We’ve linked to probably the most intense moment you’ll ever hear during a workplace conference call. It’s from a call AOL CEO Tim Armstrong hosted Friday morning.
In the recording, obtained by media business blog Romenesko, Armstrong is speaking to the 1,000 or so employees of AOL’s local news network, Patch.
The day before the call, during AOL’s Q2 earnings call, Armstrong told Wall Street analysts that Patch would shrink from 900 to 600 websites.
Patch employees took Armstrong’s comments to mean that hundreds of them would soon lose their jobs.
Obviously, this sent morale plummeting.
The call was supposed to be Armstrong’s attempt to rally the troops.
During the first minute or so of the recording, Armstrong says things like: “If you don’t believe what I’m about to say, I’m going to ask you to leave Patch…We have to get Patch into a place where it’s going to be successful.”
But then things go suddenly awry.
At exactly two minutes into the recording, Armstrong addresses someone in the room with him.
He says, “Abel, put that camera down, now.”
Then, without taking a breath, Armstrong says, “Abel, you’re fired.

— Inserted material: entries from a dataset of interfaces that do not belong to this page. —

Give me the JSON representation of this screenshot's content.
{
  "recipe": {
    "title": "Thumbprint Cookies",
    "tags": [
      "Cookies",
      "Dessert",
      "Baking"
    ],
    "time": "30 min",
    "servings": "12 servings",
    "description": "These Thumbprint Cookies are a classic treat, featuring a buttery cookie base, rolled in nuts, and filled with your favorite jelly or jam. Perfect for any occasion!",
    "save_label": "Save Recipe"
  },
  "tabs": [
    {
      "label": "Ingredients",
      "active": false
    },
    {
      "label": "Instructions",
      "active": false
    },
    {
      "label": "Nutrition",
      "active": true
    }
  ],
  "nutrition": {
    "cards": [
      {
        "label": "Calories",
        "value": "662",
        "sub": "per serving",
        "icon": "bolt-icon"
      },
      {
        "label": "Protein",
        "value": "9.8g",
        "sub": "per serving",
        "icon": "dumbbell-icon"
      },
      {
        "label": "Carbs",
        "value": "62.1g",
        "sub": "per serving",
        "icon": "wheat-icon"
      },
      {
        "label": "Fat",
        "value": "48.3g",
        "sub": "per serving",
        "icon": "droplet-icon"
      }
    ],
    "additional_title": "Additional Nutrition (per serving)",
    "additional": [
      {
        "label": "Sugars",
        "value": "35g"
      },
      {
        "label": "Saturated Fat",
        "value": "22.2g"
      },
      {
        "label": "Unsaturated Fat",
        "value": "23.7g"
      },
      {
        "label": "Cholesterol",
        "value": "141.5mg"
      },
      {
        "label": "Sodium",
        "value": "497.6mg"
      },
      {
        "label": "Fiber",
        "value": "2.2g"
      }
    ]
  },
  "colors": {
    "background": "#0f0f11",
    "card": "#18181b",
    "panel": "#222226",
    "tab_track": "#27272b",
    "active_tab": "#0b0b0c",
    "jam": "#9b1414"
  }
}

Out.”
It’s pretty shocking stuff.
The person Armstrong is talking to in the recording is Abel Lenz, Patch’s Creative Director. Obviously, Lenz is no longer with the company.
Armstrong picked an odd reason to fire him.
We hear that Lenz, based in New York, would always take pictures of people talking on company-wide conference calls so that he could post them on Patch’s internal news site.